WiFi: There are constantly WiFI problems with OSX and iOS. From plain-ol' reliability to straight up bugs. This isn't including boring DNS stupidity from OSX.

https://www.google.com/search?q=osx+wifi+bug

Xcode: Absurdly slugish and crashing constantly.

And don't forget QuickTime!! The all time worst media player.
To be fair, in the time of RealPlayer and such, QuickTime was the least bloated and best performing video player around. There really isn't a use for it in 2016, though.
Have we forgotten RealPlayer so quickly?
I am not sure if replacing Flash with Javascript is glorious...
Please, tell us more about how JavaScript is worse than Flash.
You can't as easily block adverts based on it.
There is a certain irony that after all the arguments about how plugins are bad and we must kill Flash, actually video on iOS devices typically still plays via a plugin today, just a different one. Moreover, because of Apple’s policy about browsers all having to use the same engine on those devices, no-one can provide an alternative browser that does better.

This situation breaks everything from basic cookie mechanics to possibilities for caching short videos for offline use, which should have been letting us do all kinds of interesting and useful things now that the videos are supposed to be part of the normal content on a page.
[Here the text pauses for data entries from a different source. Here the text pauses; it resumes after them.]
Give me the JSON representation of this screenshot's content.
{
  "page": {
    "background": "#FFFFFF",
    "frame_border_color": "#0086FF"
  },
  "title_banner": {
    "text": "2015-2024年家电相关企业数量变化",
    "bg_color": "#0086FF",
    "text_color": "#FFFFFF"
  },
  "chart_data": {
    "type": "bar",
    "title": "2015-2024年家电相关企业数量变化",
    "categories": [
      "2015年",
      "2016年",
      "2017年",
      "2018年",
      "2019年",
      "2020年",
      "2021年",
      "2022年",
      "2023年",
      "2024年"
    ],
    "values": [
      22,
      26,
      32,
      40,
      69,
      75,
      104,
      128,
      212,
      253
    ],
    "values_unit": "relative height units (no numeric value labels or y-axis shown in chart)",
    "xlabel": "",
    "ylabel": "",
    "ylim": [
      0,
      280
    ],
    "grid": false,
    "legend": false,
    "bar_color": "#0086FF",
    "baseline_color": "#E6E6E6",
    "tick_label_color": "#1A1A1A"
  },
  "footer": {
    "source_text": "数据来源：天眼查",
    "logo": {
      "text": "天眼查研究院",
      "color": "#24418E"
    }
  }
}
This really wasn't a Steve Jobs contribution in the least, it was Adobe.

Flash on mobile was terrible, Steve Jobs may have been the messenger for that but he wasn't the decision maker.
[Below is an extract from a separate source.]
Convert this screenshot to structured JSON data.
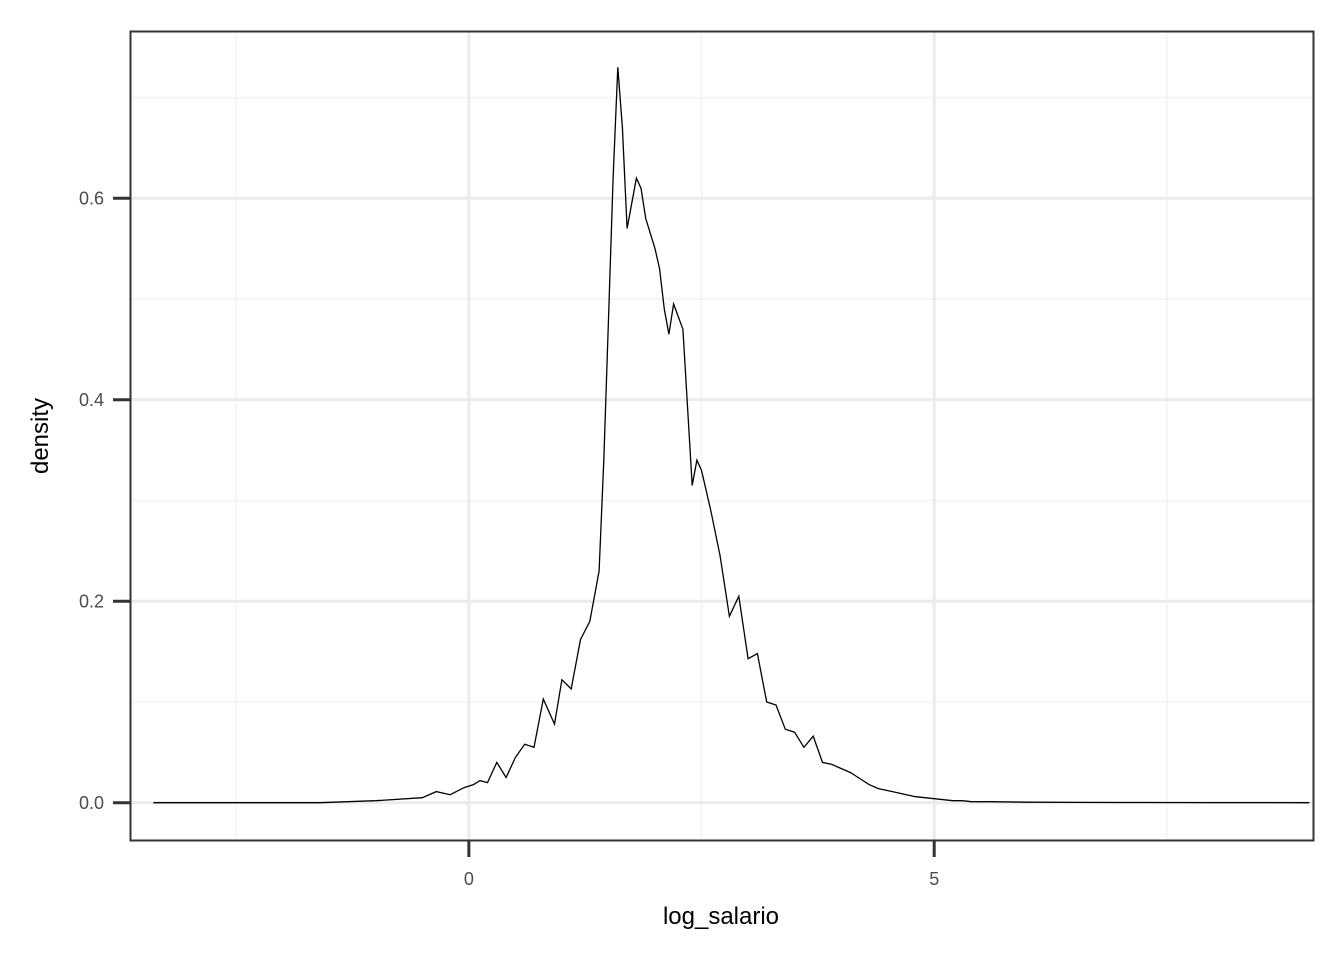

Apple not supporting Flash was a crucial part of it's demise, though. Without that, we might be running Flash on mobile today, even though it was terrible.
They did actually support it for a while on Android, but Apple never wanted to support third party browser plugins on iOS, and since the Android port was horribly slow even on the most basic swfs and was a huge hack, Adobe decided to drop it. AIR is still supported on both platforms, though (and I hear it's quite good).
Flash wasn't even supported on iOS. I'd argue that was huge in killing off Flash, since anybody who wanted to make their site work on mobile could no longer use Flash.
Being terrible didn't stop them from putting it on Android. I'm sure Adobe would have loved to be on iOS if they'd been allowed into the browser.